Asymptotic Safety, Asymptotic Darkness, and the hoop conjecture in the extreme UV

TL;DR

This paper explores how the formation of black holes in small-scale experiments is affected by asymptotically safe gravity, challenging the idea of a fundamental minimum length and showing that black hole formation depends on specific coupling values.

Contribution

It extends the hoop conjecture to include higher curvature terms within asymptotically safe gravity, analyzing black hole formation in the UV regime and its implications for minimum length arguments.

Findings

Black hole formation in small experiments depends on UV fixed point couplings.

No definitive proof that black holes always form in arbitrarily small regions.

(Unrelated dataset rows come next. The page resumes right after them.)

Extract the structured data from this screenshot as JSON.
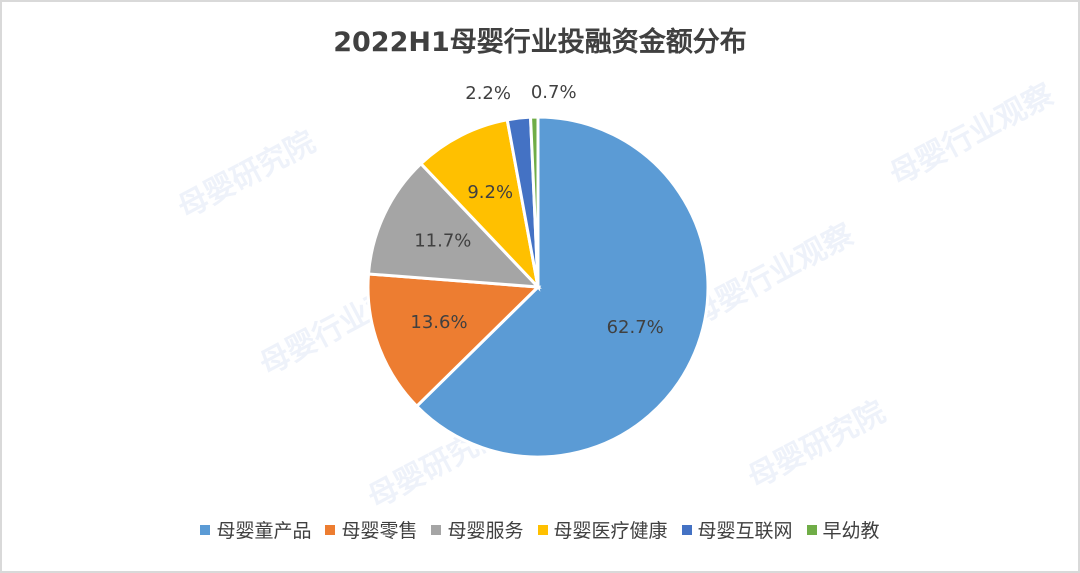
{
  "chart_data": {
    "type": "pie",
    "title": "2022H1母婴行业投融资金额分布",
    "categories": [
      "母婴童产品",
      "母婴零售",
      "母婴服务",
      "母婴医疗健康",
      "母婴互联网",
      "早幼教"
    ],
    "values": [
      62.7,
      13.6,
      11.7,
      9.2,
      2.2,
      0.7
    ],
    "labels": [
      "62.7%",
      "13.6%",
      "11.7%",
      "9.2%",
      "2.2%",
      "0.7%"
    ],
    "colors": [
      "#5b9bd5",
      "#ed7d31",
      "#a5a5a5",
      "#ffc000",
      "#4472c4",
      "#70ad47"
    ],
    "legend_position": "bottom"
  },
  "watermarks": [
    "母婴研究院",
    "母婴行业观察",
    "母婴行业观察",
    "母婴研究院",
    "母婴研究院",
    "母婴行业观察"
  ]
}
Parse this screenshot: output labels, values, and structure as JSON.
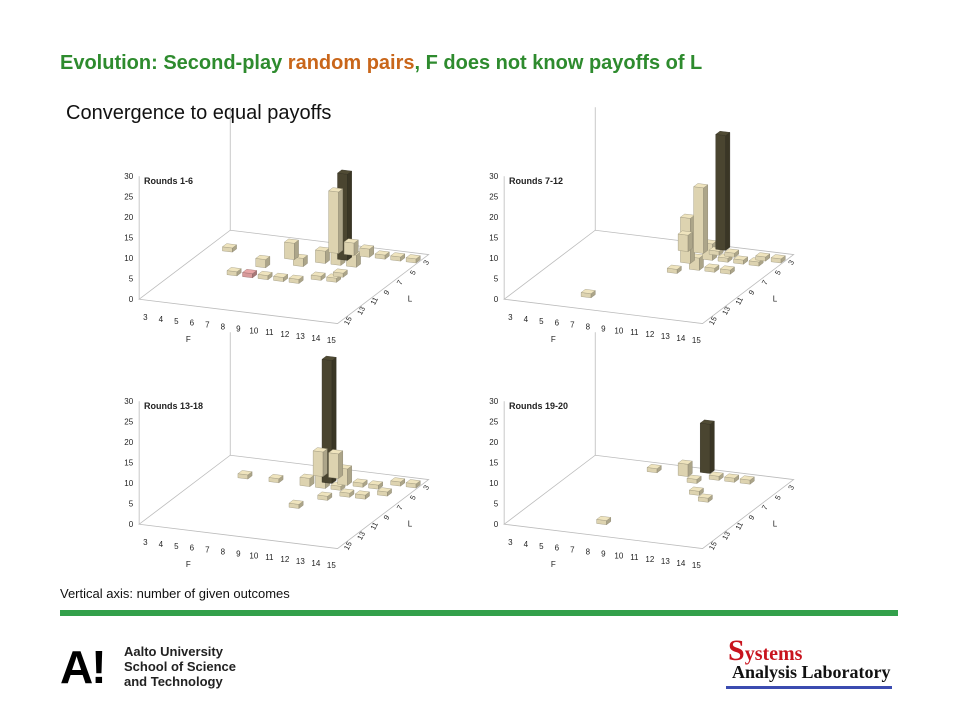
{
  "slide": {
    "title_part1": "Evolution: Second-play ",
    "title_highlight": "random pairs",
    "title_part2": ", F does not know payoffs of L",
    "subtitle": "Convergence to equal payoffs",
    "footnote": "Vertical axis: number of given outcomes"
  },
  "logos": {
    "aalto_mark": "A!",
    "aalto_line1": "Aalto University",
    "aalto_line2": "School of Science",
    "aalto_line3": "and Technology",
    "sal_cap": "S",
    "sal_word1": "ystems",
    "sal_word2": "Analysis Laboratory"
  },
  "colors": {
    "title": "#2e8b2e",
    "highlight": "#c9661a",
    "bar_light": "#ddd3b0",
    "bar_dark": "#4a4530",
    "bar_red": "#d89a9a",
    "rule": "#33a04b"
  },
  "chart_data": [
    {
      "type": "bar3d",
      "title": "Rounds 1-6",
      "xlabel": "F",
      "ylabel": "L",
      "x_ticks": [
        "3",
        "4",
        "5",
        "6",
        "7",
        "8",
        "9",
        "10",
        "11",
        "12",
        "13",
        "14",
        "15"
      ],
      "y_ticks": [
        "3",
        "5",
        "7",
        "9",
        "11",
        "13",
        "15"
      ],
      "z_ticks": [
        "0",
        "5",
        "10",
        "15",
        "20",
        "25",
        "30"
      ],
      "zlim": [
        0,
        30
      ],
      "bars": [
        {
          "f": 4,
          "l": 5,
          "v": 1
        },
        {
          "f": 6,
          "l": 9,
          "v": 1
        },
        {
          "f": 7,
          "l": 7,
          "v": 2
        },
        {
          "f": 7,
          "l": 9,
          "v": 1,
          "color": "red"
        },
        {
          "f": 8,
          "l": 5,
          "v": 4
        },
        {
          "f": 8,
          "l": 9,
          "v": 1
        },
        {
          "f": 9,
          "l": 9,
          "v": 1
        },
        {
          "f": 9,
          "l": 6,
          "v": 2
        },
        {
          "f": 10,
          "l": 3,
          "v": 15
        },
        {
          "f": 10,
          "l": 5,
          "v": 3
        },
        {
          "f": 10,
          "l": 9,
          "v": 1
        },
        {
          "f": 11,
          "l": 3,
          "v": 3
        },
        {
          "f": 11,
          "l": 4,
          "v": 21,
          "color": "dark"
        },
        {
          "f": 11,
          "l": 5,
          "v": 7
        },
        {
          "f": 11,
          "l": 8,
          "v": 1
        },
        {
          "f": 12,
          "l": 5,
          "v": 3
        },
        {
          "f": 12,
          "l": 8,
          "v": 1
        },
        {
          "f": 12,
          "l": 3,
          "v": 2
        },
        {
          "f": 13,
          "l": 3,
          "v": 1
        },
        {
          "f": 14,
          "l": 3,
          "v": 1
        },
        {
          "f": 15,
          "l": 3,
          "v": 1
        },
        {
          "f": 12,
          "l": 7,
          "v": 1
        }
      ]
    },
    {
      "type": "bar3d",
      "title": "Rounds 7-12",
      "xlabel": "F",
      "ylabel": "L",
      "x_ticks": [
        "3",
        "4",
        "5",
        "6",
        "7",
        "8",
        "9",
        "10",
        "11",
        "12",
        "13",
        "14",
        "15"
      ],
      "y_ticks": [
        "3",
        "5",
        "7",
        "9",
        "11",
        "13",
        "15"
      ],
      "z_ticks": [
        "0",
        "5",
        "10",
        "15",
        "20",
        "25",
        "30"
      ],
      "zlim": [
        0,
        30
      ],
      "bars": [
        {
          "f": 7,
          "l": 13,
          "v": 1
        },
        {
          "f": 9,
          "l": 3,
          "v": 4
        },
        {
          "f": 10,
          "l": 3,
          "v": 16
        },
        {
          "f": 10,
          "l": 5,
          "v": 11
        },
        {
          "f": 11,
          "l": 3,
          "v": 1
        },
        {
          "f": 11,
          "l": 2,
          "v": 28,
          "color": "dark"
        },
        {
          "f": 11,
          "l": 4,
          "v": 4
        },
        {
          "f": 11,
          "l": 6,
          "v": 3
        },
        {
          "f": 12,
          "l": 4,
          "v": 1
        },
        {
          "f": 12,
          "l": 6,
          "v": 1
        },
        {
          "f": 12,
          "l": 3,
          "v": 1
        },
        {
          "f": 13,
          "l": 4,
          "v": 1
        },
        {
          "f": 14,
          "l": 4,
          "v": 1
        },
        {
          "f": 14,
          "l": 3,
          "v": 1
        },
        {
          "f": 15,
          "l": 3,
          "v": 1
        },
        {
          "f": 13,
          "l": 6,
          "v": 1
        },
        {
          "f": 10,
          "l": 7,
          "v": 1
        }
      ]
    },
    {
      "type": "bar3d",
      "title": "Rounds 13-18",
      "xlabel": "F",
      "ylabel": "L",
      "x_ticks": [
        "3",
        "4",
        "5",
        "6",
        "7",
        "8",
        "9",
        "10",
        "11",
        "12",
        "13",
        "14",
        "15"
      ],
      "y_ticks": [
        "3",
        "5",
        "7",
        "9",
        "11",
        "13",
        "15"
      ],
      "z_ticks": [
        "0",
        "5",
        "10",
        "15",
        "20",
        "25",
        "30"
      ],
      "zlim": [
        0,
        30
      ],
      "bars": [
        {
          "f": 5,
          "l": 5,
          "v": 1
        },
        {
          "f": 7,
          "l": 5,
          "v": 1
        },
        {
          "f": 9,
          "l": 3,
          "v": 6
        },
        {
          "f": 9,
          "l": 5,
          "v": 2
        },
        {
          "f": 10,
          "l": 3,
          "v": 6
        },
        {
          "f": 10,
          "l": 4,
          "v": 30,
          "color": "dark"
        },
        {
          "f": 10,
          "l": 5,
          "v": 3
        },
        {
          "f": 10,
          "l": 9,
          "v": 1
        },
        {
          "f": 11,
          "l": 4,
          "v": 4
        },
        {
          "f": 11,
          "l": 5,
          "v": 1
        },
        {
          "f": 11,
          "l": 7,
          "v": 1
        },
        {
          "f": 12,
          "l": 4,
          "v": 1
        },
        {
          "f": 12,
          "l": 6,
          "v": 1
        },
        {
          "f": 13,
          "l": 4,
          "v": 1
        },
        {
          "f": 13,
          "l": 6,
          "v": 1
        },
        {
          "f": 14,
          "l": 3,
          "v": 1
        },
        {
          "f": 14,
          "l": 5,
          "v": 1
        },
        {
          "f": 15,
          "l": 3,
          "v": 1
        }
      ]
    },
    {
      "type": "bar3d",
      "title": "Rounds 19-20",
      "xlabel": "F",
      "ylabel": "L",
      "x_ticks": [
        "3",
        "4",
        "5",
        "6",
        "7",
        "8",
        "9",
        "10",
        "11",
        "12",
        "13",
        "14",
        "15"
      ],
      "y_ticks": [
        "3",
        "5",
        "7",
        "9",
        "11",
        "13",
        "15"
      ],
      "z_ticks": [
        "0",
        "5",
        "10",
        "15",
        "20",
        "25",
        "30"
      ],
      "zlim": [
        0,
        30
      ],
      "bars": [
        {
          "f": 7,
          "l": 3,
          "v": 1
        },
        {
          "f": 8,
          "l": 13,
          "v": 1
        },
        {
          "f": 9,
          "l": 3,
          "v": 3
        },
        {
          "f": 10,
          "l": 2,
          "v": 12,
          "color": "dark"
        },
        {
          "f": 10,
          "l": 4,
          "v": 1
        },
        {
          "f": 11,
          "l": 3,
          "v": 1
        },
        {
          "f": 11,
          "l": 6,
          "v": 1
        },
        {
          "f": 12,
          "l": 3,
          "v": 1
        },
        {
          "f": 12,
          "l": 7,
          "v": 1
        },
        {
          "f": 13,
          "l": 3,
          "v": 1
        }
      ]
    }
  ]
}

Large horizons can form outside the experiment, preventing information escape.

Abstract

Assuming the hoop conjecture in classical general relativity and quantum mechanics, any observer who attempts to perform an experiment in an arbitrarily small region will be stymied by the formation of a black hole within the spatial domain of the experiment. This behavior is often invoked in arguments for a fundamental minimum length. Extending a proof of the hoop conjecture for spherical symmetry to include higher curvature terms we investigate this minimum length argument when the gravitational couplings run with energy in the manner predicted by asymptotically safe gravity. We show that argument for the mandatory formation of a black hole within the domain of an experiment fails. Neither is there a proof that a black hole doesn't form. Instead, whether or not an observer can perform measurements in arbitrarily small regions depends on the specific numerical values of the couplings near the UV fixed point. We further argue that when an experiment is localized on a scale much smaller than the Planck length, at least one enshrouding horizon must form outside the domain of the experiment. This implies that while an observer may still be able to perform local experiments, communicating any information out to infinity is prevented by a large horizon surrounding it, and thus compatibility with general relativity can still be restored in the infrared limit.